Défiance Virale
VENI VIDI VICI*
ENTRE LA VIE ET LA MORT, NOTRE CORPS BALANCE. SOUMIS AUX STATISTIQUES DE MALADES ET DE DÉCÈS DU CORONAVIRUS, LA PEUR ENFLE. MAIS ENCORE PLUS SOURNOIS, LE DÉSIR DE DÉTRUIRE MET NOTRE HUMANITÉ À MAL.
J’ai vu mon voisin ricaner quand je me suis poussée pour lui laisser la place sur le palier : “vous avez peur que je vous contamine ?”. J’ai vu aussi une petite dame apporter des courses à un homme âgé de sa résidence. J’ai entendu cette femme hurler à la fenêtre, en bas de chez moi, que je ne devais pas sortir avec mon “p….. de chien”. J’ai lu aussi les noms de ceux qui se sont proposés, dans ma montée d’escalier, de venir en aide si on en avait besoin.
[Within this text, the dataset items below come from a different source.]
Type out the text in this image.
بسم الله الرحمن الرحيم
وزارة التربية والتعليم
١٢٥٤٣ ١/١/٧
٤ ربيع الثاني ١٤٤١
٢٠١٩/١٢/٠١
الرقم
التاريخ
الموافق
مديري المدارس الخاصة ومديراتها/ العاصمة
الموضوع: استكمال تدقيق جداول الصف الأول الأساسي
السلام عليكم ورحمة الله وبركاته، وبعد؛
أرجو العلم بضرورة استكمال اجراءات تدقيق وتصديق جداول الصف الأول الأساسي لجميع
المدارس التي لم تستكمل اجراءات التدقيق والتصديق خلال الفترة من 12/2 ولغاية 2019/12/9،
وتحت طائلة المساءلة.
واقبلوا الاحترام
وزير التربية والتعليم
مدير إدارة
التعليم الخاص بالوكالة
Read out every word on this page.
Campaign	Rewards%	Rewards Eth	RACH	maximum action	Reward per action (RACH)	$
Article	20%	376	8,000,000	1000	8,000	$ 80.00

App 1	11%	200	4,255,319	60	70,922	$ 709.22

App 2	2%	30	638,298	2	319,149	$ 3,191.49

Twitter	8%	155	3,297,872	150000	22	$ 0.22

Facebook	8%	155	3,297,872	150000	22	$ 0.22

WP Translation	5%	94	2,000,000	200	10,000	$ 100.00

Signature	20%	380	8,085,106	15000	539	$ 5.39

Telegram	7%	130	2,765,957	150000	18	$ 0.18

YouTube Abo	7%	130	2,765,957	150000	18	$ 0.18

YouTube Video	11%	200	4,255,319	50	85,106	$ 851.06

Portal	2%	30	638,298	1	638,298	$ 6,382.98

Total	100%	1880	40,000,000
J’ai vu des gens pousser, courir dans les rayons du supermarché pour faire leur stock, j’ai entendu aussi la prise de conscience de certains sur leur gâchis alimentaire. J’ai vu ce joggeur me frôler sur le trottoir et cracher à moins d’1 mètre. J’ai reçu aussi le message de mon médecin me demandant si j’allais bien. Et à l’heure où j’écris ces lignes, je ne suis pas prête d’avoir tout vu…
COMMENT BIEN VAINCRE ?
En temps ordinaire, chez l’individu «normal», nos pulsions -Eros (pulsion
d’auto-conservation) et Thanatos (pulsion de mort)- s’unissent pour produire un
mouvement vers la création. En temps extra-ordinaire, d’autant plus chez
l’individu ayant une histoire personnelle cabossée, Eros et Thanatos se livrent
un combat sans merci. Nous possédons en nous-mêmes cette envie de tuer au même
titre que celle de créer. Création et destruction s’entretiennent. Ces temps de
coronavirus sont ceux qui nous confrontent collectivement à notre fin. Jusqu’à
maintenant, nous n’y croyions pas vraiment. La mort, c’était pour les autres.
Freud disait d’ailleurs que «dans l’inconscient, chacun est persuadé de son
immortalité»**. Mais là, à part quelques irréductibles qui se jugent
invulnérables, la plus grande majorité d’entre nous est arrachée de force à sa
zone de confort, à son déni, pour conscientiser que la vie ne va pas durer…
toute la vie. Que la mort rôde. Et comme elle a revêtu une forme extrêmement
petite, qu’elle ne se voit pas, nous la supposons chez l’autre qui deviendra
alors l’ennemi à abattre. Le bien et le mal cohabitent dans tout être humain,
le meilleur est caché dans le pire et… vice-versa. Si nous pouvons gagner des
points en bonté -c’est le moment où jamais !- en se rappelant que la
bienveillance et la compassion s’entraînent, nous avons aussi à nous motiver à
être bons. C’est un choix, mais celui-là ne s’entraîne pas, la décision se
prend ou ne se prend pas. La menace du réveil de la «bête humaine» et de son
coéquipier «le repli sur soi» serait encore plus pandémique que le Covid-19.
Alors, va pour l’option d’être bons. C’est celle qui peut gagner toutes les
batailles
* Je suis venu, j’ai vu, j’ai vaincu.
** Biblio : «Essais de Psychanalyse», Sigmund Freud – Ed.